今後、アニメーション制作の現場や、アニメに対する評価はどう変化する、あるいはどう変化してほしいと思いますか?
『全修。』は、珍しくアナログ作画の方が多かったですが、どんどんデジタル化の波が押し寄せて来続けています。10年後には殆ど全てがデジタル作業になると思います。その中でも質感や雰囲気を重んじる演出としてアナログ感は大切にしていたいし、そうあって欲しいですね。
手描きとデジタルの表現の一番の違いは何でしょうか?
アナログ感でしょうか。アナログにはアナログの力強さがあると感じています。今の時代デジタルでもアナログ感は出せますが、まだ完全には再現が出来ていないと思っています。

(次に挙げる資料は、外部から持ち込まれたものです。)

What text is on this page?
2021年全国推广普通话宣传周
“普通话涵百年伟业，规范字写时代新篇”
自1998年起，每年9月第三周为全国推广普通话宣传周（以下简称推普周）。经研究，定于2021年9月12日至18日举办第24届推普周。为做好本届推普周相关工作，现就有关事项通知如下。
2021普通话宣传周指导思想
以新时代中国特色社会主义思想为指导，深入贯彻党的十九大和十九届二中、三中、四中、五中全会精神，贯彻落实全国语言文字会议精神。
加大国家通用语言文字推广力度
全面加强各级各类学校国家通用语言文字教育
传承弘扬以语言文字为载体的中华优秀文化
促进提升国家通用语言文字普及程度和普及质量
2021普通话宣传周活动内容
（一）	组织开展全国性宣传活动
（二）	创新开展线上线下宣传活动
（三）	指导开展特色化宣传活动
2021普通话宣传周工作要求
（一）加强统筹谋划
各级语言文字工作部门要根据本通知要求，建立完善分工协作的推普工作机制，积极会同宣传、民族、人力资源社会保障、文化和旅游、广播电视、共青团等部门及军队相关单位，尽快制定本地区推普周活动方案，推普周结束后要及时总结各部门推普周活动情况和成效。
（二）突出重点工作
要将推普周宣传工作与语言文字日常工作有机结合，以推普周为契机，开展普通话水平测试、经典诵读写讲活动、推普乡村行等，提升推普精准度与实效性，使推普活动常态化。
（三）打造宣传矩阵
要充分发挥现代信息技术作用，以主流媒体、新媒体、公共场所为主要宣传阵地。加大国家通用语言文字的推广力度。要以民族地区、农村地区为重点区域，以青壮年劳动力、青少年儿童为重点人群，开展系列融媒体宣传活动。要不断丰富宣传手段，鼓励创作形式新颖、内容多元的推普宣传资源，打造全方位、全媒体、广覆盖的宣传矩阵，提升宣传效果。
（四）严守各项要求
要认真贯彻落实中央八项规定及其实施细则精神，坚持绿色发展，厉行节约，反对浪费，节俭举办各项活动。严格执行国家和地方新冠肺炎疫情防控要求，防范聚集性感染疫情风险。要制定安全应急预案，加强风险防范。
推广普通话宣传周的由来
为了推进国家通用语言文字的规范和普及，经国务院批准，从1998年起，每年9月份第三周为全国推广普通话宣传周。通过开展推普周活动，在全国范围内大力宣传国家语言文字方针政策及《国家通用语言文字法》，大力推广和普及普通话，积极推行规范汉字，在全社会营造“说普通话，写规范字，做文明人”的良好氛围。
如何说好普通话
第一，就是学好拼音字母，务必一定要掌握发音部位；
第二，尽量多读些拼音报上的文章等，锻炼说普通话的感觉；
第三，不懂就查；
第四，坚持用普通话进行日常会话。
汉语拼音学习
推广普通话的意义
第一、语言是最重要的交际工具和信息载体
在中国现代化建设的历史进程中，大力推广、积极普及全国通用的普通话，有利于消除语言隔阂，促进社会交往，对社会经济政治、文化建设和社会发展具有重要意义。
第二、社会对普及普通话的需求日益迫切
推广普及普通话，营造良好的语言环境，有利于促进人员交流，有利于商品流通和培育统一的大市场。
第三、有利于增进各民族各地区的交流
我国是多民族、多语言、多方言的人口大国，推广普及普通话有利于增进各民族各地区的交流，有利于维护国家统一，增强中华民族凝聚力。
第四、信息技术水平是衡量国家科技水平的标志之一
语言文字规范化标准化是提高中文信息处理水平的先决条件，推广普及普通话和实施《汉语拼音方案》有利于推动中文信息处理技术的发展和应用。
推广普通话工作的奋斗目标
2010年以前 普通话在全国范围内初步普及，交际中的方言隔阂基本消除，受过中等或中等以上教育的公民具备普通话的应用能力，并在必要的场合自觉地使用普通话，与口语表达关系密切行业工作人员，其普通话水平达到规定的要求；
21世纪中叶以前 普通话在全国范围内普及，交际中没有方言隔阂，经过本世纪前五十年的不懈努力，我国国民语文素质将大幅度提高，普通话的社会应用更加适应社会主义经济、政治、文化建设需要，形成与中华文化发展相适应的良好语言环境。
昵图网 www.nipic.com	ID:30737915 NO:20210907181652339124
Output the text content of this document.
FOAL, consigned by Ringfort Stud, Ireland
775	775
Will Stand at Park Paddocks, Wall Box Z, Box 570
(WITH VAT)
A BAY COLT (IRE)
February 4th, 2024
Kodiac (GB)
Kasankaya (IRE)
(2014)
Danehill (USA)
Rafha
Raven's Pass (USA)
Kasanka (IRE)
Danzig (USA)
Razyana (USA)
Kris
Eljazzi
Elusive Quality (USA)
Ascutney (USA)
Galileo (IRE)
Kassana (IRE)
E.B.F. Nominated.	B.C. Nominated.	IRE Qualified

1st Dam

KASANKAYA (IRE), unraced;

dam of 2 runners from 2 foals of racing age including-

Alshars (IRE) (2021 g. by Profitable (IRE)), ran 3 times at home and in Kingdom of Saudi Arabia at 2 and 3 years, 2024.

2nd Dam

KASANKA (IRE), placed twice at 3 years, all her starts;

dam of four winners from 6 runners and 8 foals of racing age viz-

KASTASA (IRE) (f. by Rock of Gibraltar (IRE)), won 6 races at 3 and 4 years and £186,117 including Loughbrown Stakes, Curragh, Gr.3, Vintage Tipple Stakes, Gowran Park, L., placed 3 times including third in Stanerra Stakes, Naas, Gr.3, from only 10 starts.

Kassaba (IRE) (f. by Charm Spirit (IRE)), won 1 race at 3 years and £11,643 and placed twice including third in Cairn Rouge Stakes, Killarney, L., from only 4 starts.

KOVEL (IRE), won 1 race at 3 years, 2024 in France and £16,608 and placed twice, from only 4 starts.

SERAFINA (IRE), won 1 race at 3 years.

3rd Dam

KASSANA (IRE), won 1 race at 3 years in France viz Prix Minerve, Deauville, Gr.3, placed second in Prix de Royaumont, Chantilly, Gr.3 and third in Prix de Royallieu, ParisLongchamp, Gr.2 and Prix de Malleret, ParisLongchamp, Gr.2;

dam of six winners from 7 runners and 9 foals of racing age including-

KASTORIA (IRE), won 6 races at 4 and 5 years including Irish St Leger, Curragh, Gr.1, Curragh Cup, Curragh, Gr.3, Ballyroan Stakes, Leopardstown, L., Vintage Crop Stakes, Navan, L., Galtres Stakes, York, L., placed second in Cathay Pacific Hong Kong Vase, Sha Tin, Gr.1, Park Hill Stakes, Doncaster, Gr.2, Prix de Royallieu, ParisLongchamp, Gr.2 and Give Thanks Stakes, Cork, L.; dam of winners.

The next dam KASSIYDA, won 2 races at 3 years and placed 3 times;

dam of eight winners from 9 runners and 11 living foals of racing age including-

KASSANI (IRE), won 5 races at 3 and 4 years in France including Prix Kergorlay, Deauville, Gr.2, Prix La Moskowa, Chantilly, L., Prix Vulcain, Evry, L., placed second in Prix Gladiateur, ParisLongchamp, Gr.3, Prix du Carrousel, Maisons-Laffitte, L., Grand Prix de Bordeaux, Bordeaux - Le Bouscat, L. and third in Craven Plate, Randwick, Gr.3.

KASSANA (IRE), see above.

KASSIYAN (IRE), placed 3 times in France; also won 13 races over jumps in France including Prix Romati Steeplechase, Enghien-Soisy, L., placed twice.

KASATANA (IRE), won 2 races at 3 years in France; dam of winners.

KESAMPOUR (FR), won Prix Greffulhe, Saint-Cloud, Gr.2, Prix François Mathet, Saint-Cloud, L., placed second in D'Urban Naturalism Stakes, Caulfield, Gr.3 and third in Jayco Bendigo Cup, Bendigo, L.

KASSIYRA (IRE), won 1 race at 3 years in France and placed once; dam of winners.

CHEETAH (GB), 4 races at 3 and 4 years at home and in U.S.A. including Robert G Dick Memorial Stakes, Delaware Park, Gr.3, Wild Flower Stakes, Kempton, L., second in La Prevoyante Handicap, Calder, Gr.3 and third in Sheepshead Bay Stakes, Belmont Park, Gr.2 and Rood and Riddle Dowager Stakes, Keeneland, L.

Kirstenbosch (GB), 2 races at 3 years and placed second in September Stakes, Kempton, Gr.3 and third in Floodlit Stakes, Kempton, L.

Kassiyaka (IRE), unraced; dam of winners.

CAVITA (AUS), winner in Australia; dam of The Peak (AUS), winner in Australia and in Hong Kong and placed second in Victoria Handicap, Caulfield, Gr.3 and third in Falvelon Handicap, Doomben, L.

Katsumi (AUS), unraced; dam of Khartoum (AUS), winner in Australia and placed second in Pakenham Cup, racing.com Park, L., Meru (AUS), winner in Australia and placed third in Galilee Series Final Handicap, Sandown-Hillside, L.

石川さんの画は色使いや光の使い方が個性的だと感じています。意識されていますか?
アニメ映像は常に流れていくものなので、その瞬間的な時間の中でいかに見せたいものを印象に残すか、どうやってコントロールするかを考えています。その一つの方法として色と光を使う事がありますね。
自分らしい絵や仕事のスタイルを確立するために、どんなことをしてこられましたか?
若い頃、とある方に自分自身の中にデザインの引き出しを作っておくと良いよと、アドバイス頂いた事があります。それから、雑誌や本を買ったり、ネットで資料を調べたりと、積極的に情報を集めるようになりました。それは今の仕事にとても生きていると思います。
自分の作風に対して批判を受けたことはありますか?
あります。100人居たとして、100人全ての人から好意を持って頂く事は不可能だと思います。 それでも、仕事として絵を描いているからには、見ていて下さる方々や自分自身が少しでも良いと思えるものを模索して描いていきたいです。ご意見は受け止めつつ、割り切っていく事も大切だと思います。
30の答えを通して垣間見えたのは、石川さんのプロとしての矜持と覚悟。「カラフルで可愛い」作風も、経験と学びを続け、丹念に細部を作り込んでいるからこそ輝く表現であると理解できます。 最後に「今後挑戦してみたい作品やジャンルはありますか?」と質問すると、意外にも「推理ミステリーや時代劇、ホラー。個性の強い作品がやってみたい」との返答。得意ジャンルに安住することなく幅を広げていくことを望むのは、仕事人であり表現者としての冒険心でしょうか。
石川さんの筆記具
uni star鉛筆(HB~4B)
「程よい硬さと柔らかさがあるので、細い線も太い線も綺麗に引けます。
『全修。』の作中で、アナログ感のあるタッチのキャラクターを出現させて戦うシーンがあります。そのアナログ感を出すために3B、4Bの柔らかい鉛筆で描いています。また、ロングの小さい人を描く時は、キャラが潰れない様に硬めのHBの鉛筆で描いています。」